Retirement Plans Taking a Second Look at Active Management

Today’s forward-looking institutions are seeking more than “pure beta,” responding to market volatility with a refreshed look at more active investing philosophies. 

“Beta” is one of those terms that gets thrown around a lot by investing industry professionals (and their clients) without a whole lot of clarity as to what is actually meant.

The basic term arises from modern portfolio theory, which speaks of the “beta coefficient” of an investment portfolio to indicate whether the investment is more or less volatile than the market from which it is drawn. In general, a beta value below one indicates that the investment portfolio can be expected to be less volatile than the market as prices fluctuate, while a beta of more than one indicates the opposite.

In the first quarter 2016 issue of “The Cerulli Edge, U.S. Institutional Edition,” the financial research and analytics firm finds institutions of all stripes are actively considering the implications of volatility and constrained liquidity on their long-term goals—and they are beginning to rebalance portfolios accordingly. As part of this rebalancing, institutions are increasingly willing to consider alternative conceptions of measuring and using a portfolio’s “beta.”  

At a very high level this reflects institutional investors’ concerns with the topline health of global markets, Cerulli explains. Institutions are clearly listening to their investment managers and advisers, who are warning that winners and losers are reemerging in markets after years of nearly universally strong performance across economies, sectors, geographies, etc.

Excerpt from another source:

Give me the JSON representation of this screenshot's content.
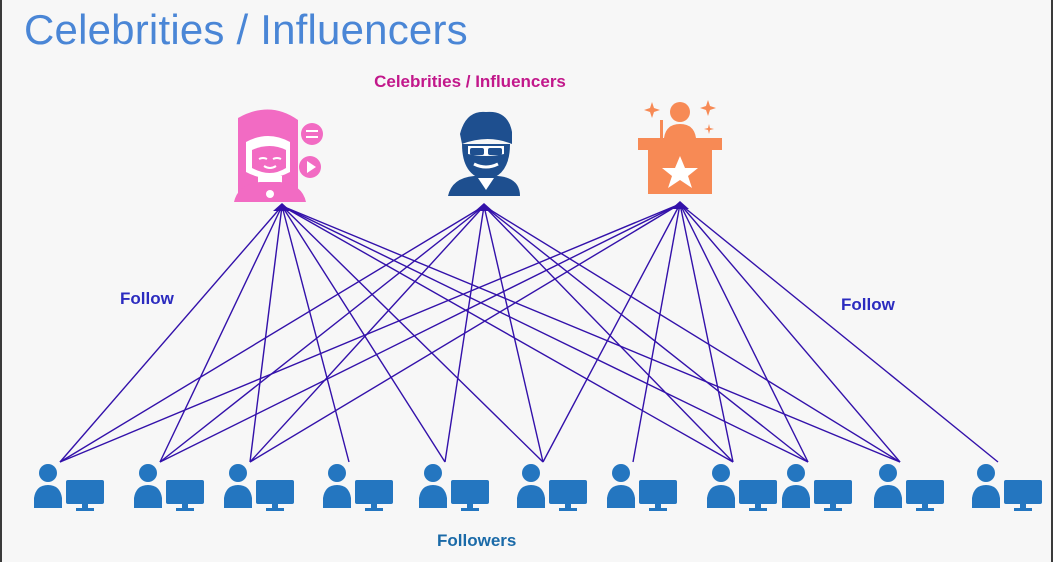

“While some are acting based on pressures outside of those in the financial markets, most are drawing lessons from the major losses experienced in 2007-2008 and taking precautions after years of post-financial-crisis gains,” explains Alexi Maravel, director at Cerulli.

NEXT: How this applies to retirement plans

Probably the most relevant aspects of beta for the retirement plan domain come up in the perennial active-versus-passive investment option debate.

Retirement plan officials, it seems, constantly face the question of which is a better option for retirement plan investors. Under modern portfolio theory, passive investments are purchased under the conviction that having a “pure beta exposure” to the market—i.e., a beta of exactly one—will serve investors best, mainly because it is so hard to consistently predict the performance of any given stock or holding in the index. One might as well hold everything, gaining all the upside at the price of being exposed to all the downside.

These days institutional investors are essentially balking at that assessment, Cerulli says, despite the fact that pursuing pure beta had served them well as recently as 2014. As Maravel observes, equity markets disappointed in 2015 and “are already struggling in 2016 with the worst start to a calendar year in a decade.” Beyond this, interest rate uncertainty still abounds, leading institutions to consider the opposite conviction under portfolio theory—that one might as well use all the data and intelligence one has access to in order to tilt one’s beta exposure towards the parts of the market that are likelier to grow looking forward, given current conditions.

As such, Cerulli finds many types of institutional investors are interested in strategies in which an investor “can capture returns with low or no correlation to their other investments, such as absolute return, alternative credit, or infrastructure strategies, all of which tend to be actively managed … Conversations with both institutions and asset managers seem to begin and end with concerns about corporate spread widening and bond market liquidity.”

NEXT: A few more conclusions 

Maravel adds that, beneath the headlines, there are “numerous indications of a change in the 'risk-on' approach that has benefited so many investors.”

"Institutions are increasing their awareness of the vulnerability to risk and volatility and it's pushing institutions to re-allocate away from the passive index investments—pure market beta exposure—they have favored in the past six or seven years," Maravel continues.

Rather than going strictly “risk-off,” Cerulli believes that investors will try to go more “risk-selective.” In the retirement space this will play out with continued vigorous growth around liability-driven investing (LDI) programs and products.  

“Cerulli believes that growth in the LDI market will come to pass, though the road will not be a straight line, owing to bond market technical factors, liquidity, and residual corporate resistance to adopting liability-hedging strategies with long-duration fixed income,” Maravel concludes. “Cerulli recommends that managers invest in their fixed-income and derivatives capabilities, and in non-investment resources such as actuarial experts. Managers should prepare not only for growth in LDI client assets, but also for clients’ need for advice on all de-risking options as funded status improves.”

Cerulli’s research also concludes that LDI strategies are “slowly moving beyond long-duration fixed income to include more multi-asset-class solutions, especially on the return-seeking side of the client’s portfolio, with the integration of equity managed volatility strategies.”

These findings and more are found in the first quarter 2016 issue of The Cerulli Edge - U.S. Institutional Edition dedicated to rebalancing. The issue explores managing volatility and liquidity concerns, and liability-driven investments.